Reputation: 49
I have a dataset that looks like this:
ID Class Predicted Probabilities
1 1 0.592
2 1 0.624
3 0 0.544
4 0 0.194
5 0 0.328
6 1 0.504
. . .
. . .
I have been tasked to calculate the AUC manually...but not sure how!
I know how to calculate the TPR and FPR to create a ROC curve. How would I be able to use the data to calculate the AUC? No libraries like scikit-learn allowed. I've looked everywhere but can't seem to find a proper answer. Thanks, everyone!
Upvotes: 2
Views: 4823
Reputation: 517
You'll need to calculate the true positive and false positive rates using your predicted and true class while varying your class threshold (T), i.e. the cut-off you use to predict whether an observation falls into class 0 or 1.

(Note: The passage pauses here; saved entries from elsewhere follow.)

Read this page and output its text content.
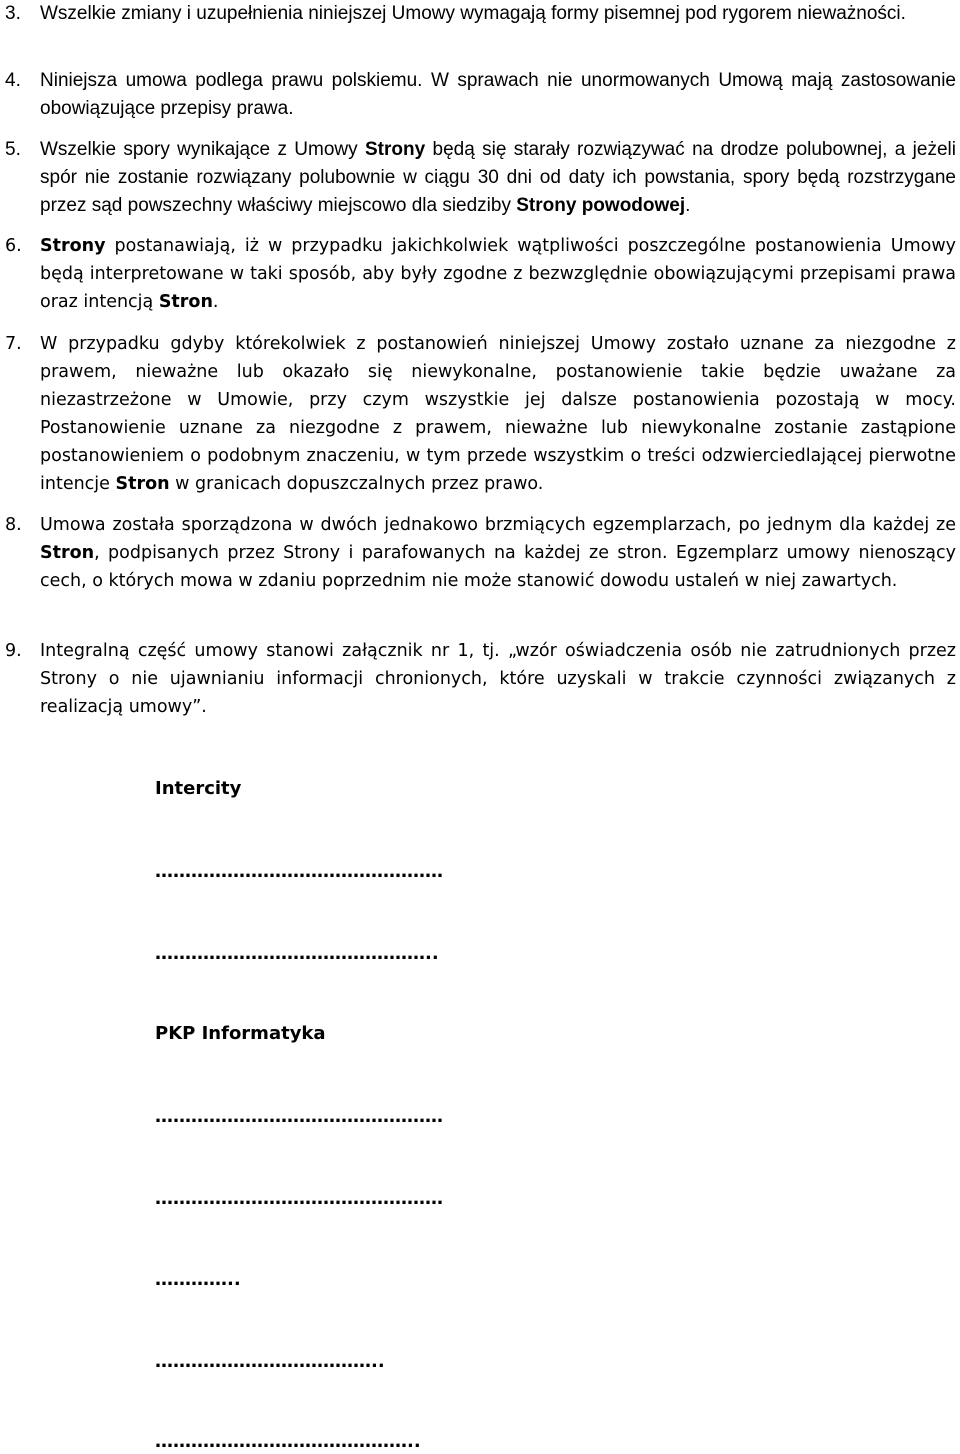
3. Wszelkie zmiany i uzupełnienia niniejszej Umowy wymagają formy pisemnej pod rygorem nieważności.
4. Niniejsza umowa podlega prawu polskiemu. W sprawach nie unormowanych Umową mają zastosowanie obowiązujące przepisy prawa.
5. Wszelkie spory wynikające z Umowy Strony będą się starały rozwiązywać na drodze polubownej, a jeżeli spór nie zostanie rozwiązany polubownie w ciągu 30 dni od daty ich powstania, spory będą rozstrzygane przez sąd powszechny właściwy miejscowo dla siedziby Strony powodowej.
6. Strony postanawiają, iż w przypadku jakichkolwiek wątpliwości poszczególne postanowienia Umowy będą interpretowane w taki sposób, aby były zgodne z bezwzględnie obowiązującymi przepisami prawa oraz intencją Stron.
7. W przypadku gdyby którekolwiek z postanowień niniejszej Umowy zostało uznane za niezgodne z prawem, nieważne lub okazało się niewykonalne, postanowienie takie będzie uważane za niezastrzeżone w Umowie, przy czym wszystkie jej dalsze postanowienia pozostają w mocy. Postanowienie uznane za niezgodne z prawem, nieważne lub niewykonalne zostanie zastąpione postanowieniem o podobnym znaczeniu, w tym przede wszystkim o treści odzwierciedlającej pierwotne intencje Stron w granicach dopuszczalnych przez prawo.
8. Umowa została sporządzona w dwóch jednakowo brzmiących egzemplarzach, po jednym dla każdej ze Stron, podpisanych przez Strony i parafowanych na każdej ze stron. Egzemplarz umowy nienoszący cech, o których mowa w zdaniu poprzednim nie może stanowić dowodu ustaleń w niej zawartych.
9. Integralną część umowy stanowi załącznik nr 1, tj. „wzór oświadczenia osób nie zatrudnionych przez Strony o nie ujawnianiu informacji chronionych, które uzyskali w trakcie czynności związanych z realizacją umowy”.
Intercity
…………………………………………
………………………………………..
PKP Informatyka
…………………………………………
…………………………………………
…………..
………………………………..
……………………………………..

You'll need a dataset with a header that looks like...
ID, Predicted Probability, Predicted Class, True Class, Threshold, True Positive Flag, False Positive Flag
(see https://en.wikipedia.org/wiki/Receiver_operating_characteristic for details). If you look at the Wiki page you'll notice they even provide a quick and easy discrete estimation within "Area under curve".

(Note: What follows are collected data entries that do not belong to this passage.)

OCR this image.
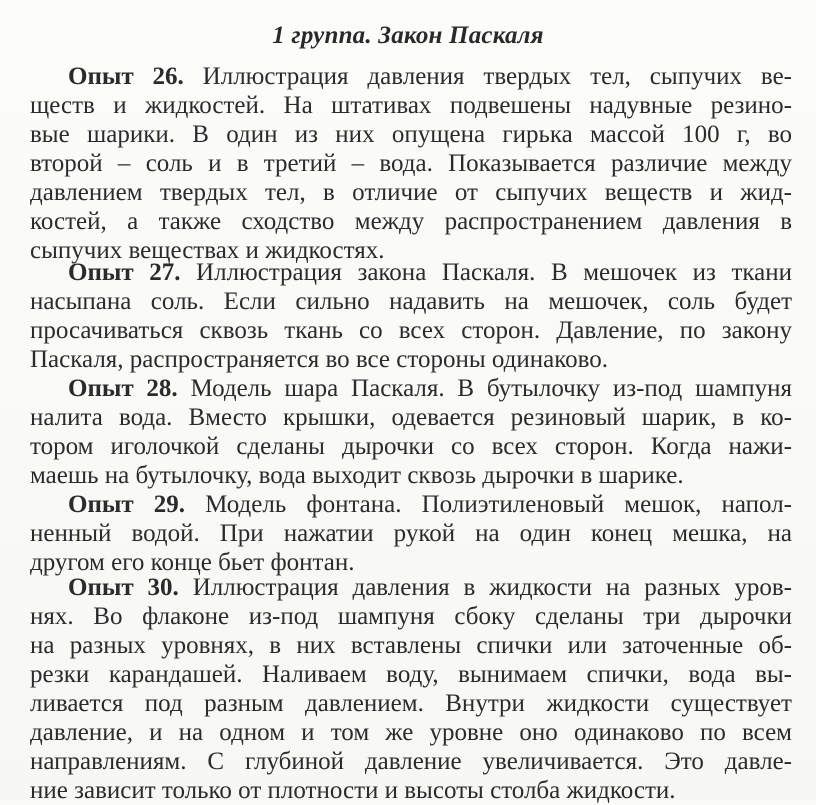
1 группа. Закон Паскаля
Опыт 26. Иллюстрация давления твердых тел, сыпучих ве-
ществ и жидкостей. На штативах подвешены надувные резино-
вые шарики. В один из них опущена гирька массой 100 г, во
второй – соль и в третий – вода. Показывается различие между
давлением твердых тел, в отличие от сыпучих веществ и жид-
костей, а также сходство между распространением давления в
сыпучих веществах и жидкостях.
Опыт 27. Иллюстрация закона Паскаля. В мешочек из ткани
насыпана соль. Если сильно надавить на мешочек, соль будет
просачиваться сквозь ткань со всех сторон. Давление, по закону
Паскаля, распространяется во все стороны одинаково.
Опыт 28. Модель шара Паскаля. В бутылочку из-под шампуня
налита вода. Вместо крышки, одевается резиновый шарик, в ко-
тором иголочкой сделаны дырочки со всех сторон. Когда нажи-
маешь на бутылочку, вода выходит сквозь дырочки в шарике.
Опыт 29. Модель фонтана. Полиэтиленовый мешок, напол-
ненный водой. При нажатии рукой на один конец мешка, на
другом его конце бьет фонтан.
Опыт 30. Иллюстрация давления в жидкости на разных уров-
нях. Во флаконе из-под шампуня сбоку сделаны три дырочки
на разных уровнях, в них вставлены спички или заточенные об-
резки карандашей. Наливаем воду, вынимаем спички, вода вы-
ливается под разным давлением. Внутри жидкости существует
давление, и на одном и том же уровне оно одинаково по всем
направлениям. С глубиной давление увеличивается. Это давле-
ние зависит только от плотности и высоты столба жидкости.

AUC stands for "area under the curve" so you'll likely need to perform some sort of numerical integration. In this context, TPR will be your Y and FPR your X at each value of T.
You could try and use something like the trapezoidal rule (https://en.wikipedia.org/wiki/Trapezoidal_rule) if you wanna keep it simple.

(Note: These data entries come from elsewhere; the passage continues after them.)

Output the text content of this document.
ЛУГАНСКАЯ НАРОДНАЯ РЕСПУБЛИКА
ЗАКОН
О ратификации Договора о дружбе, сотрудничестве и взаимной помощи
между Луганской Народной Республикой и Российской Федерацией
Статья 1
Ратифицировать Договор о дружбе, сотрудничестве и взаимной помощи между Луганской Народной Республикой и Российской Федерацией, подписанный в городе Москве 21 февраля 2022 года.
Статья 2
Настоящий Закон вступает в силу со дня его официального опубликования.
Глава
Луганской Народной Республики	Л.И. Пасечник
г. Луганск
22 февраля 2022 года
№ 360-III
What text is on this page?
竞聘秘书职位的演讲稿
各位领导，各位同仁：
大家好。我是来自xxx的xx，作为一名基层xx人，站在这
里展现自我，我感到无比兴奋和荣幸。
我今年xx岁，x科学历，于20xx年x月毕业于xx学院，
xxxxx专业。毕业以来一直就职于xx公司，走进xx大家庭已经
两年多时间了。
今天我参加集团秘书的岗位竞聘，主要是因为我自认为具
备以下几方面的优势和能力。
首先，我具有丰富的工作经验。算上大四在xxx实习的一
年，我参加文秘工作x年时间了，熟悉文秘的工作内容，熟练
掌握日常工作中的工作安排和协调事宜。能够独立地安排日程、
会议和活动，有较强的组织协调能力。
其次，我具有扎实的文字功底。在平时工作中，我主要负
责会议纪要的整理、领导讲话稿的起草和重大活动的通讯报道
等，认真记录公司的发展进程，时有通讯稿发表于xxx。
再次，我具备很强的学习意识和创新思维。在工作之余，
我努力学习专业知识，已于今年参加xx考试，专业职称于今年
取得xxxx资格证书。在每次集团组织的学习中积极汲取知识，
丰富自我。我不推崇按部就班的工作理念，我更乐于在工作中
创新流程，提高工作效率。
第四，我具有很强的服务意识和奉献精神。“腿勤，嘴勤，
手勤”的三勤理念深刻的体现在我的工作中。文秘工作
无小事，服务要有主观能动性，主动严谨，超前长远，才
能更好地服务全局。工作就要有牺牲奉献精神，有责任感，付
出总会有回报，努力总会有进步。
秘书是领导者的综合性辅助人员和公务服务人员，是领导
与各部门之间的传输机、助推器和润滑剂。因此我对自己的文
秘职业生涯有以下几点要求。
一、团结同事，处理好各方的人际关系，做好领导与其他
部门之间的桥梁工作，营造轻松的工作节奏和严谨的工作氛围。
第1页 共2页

You can use numpy.trapz (see: https://docs.scipy.org/doc/numpy/reference/generated/numpy.trapz.html) if you don't want to implement this yourself but it's not difficult to build from scratch either (see: Trapezoidal rule in Python).
You should be able to write functions for these in Python using only math and numpy pretty easily. In fact, you might not need any libraries at all.
Upvotes: 1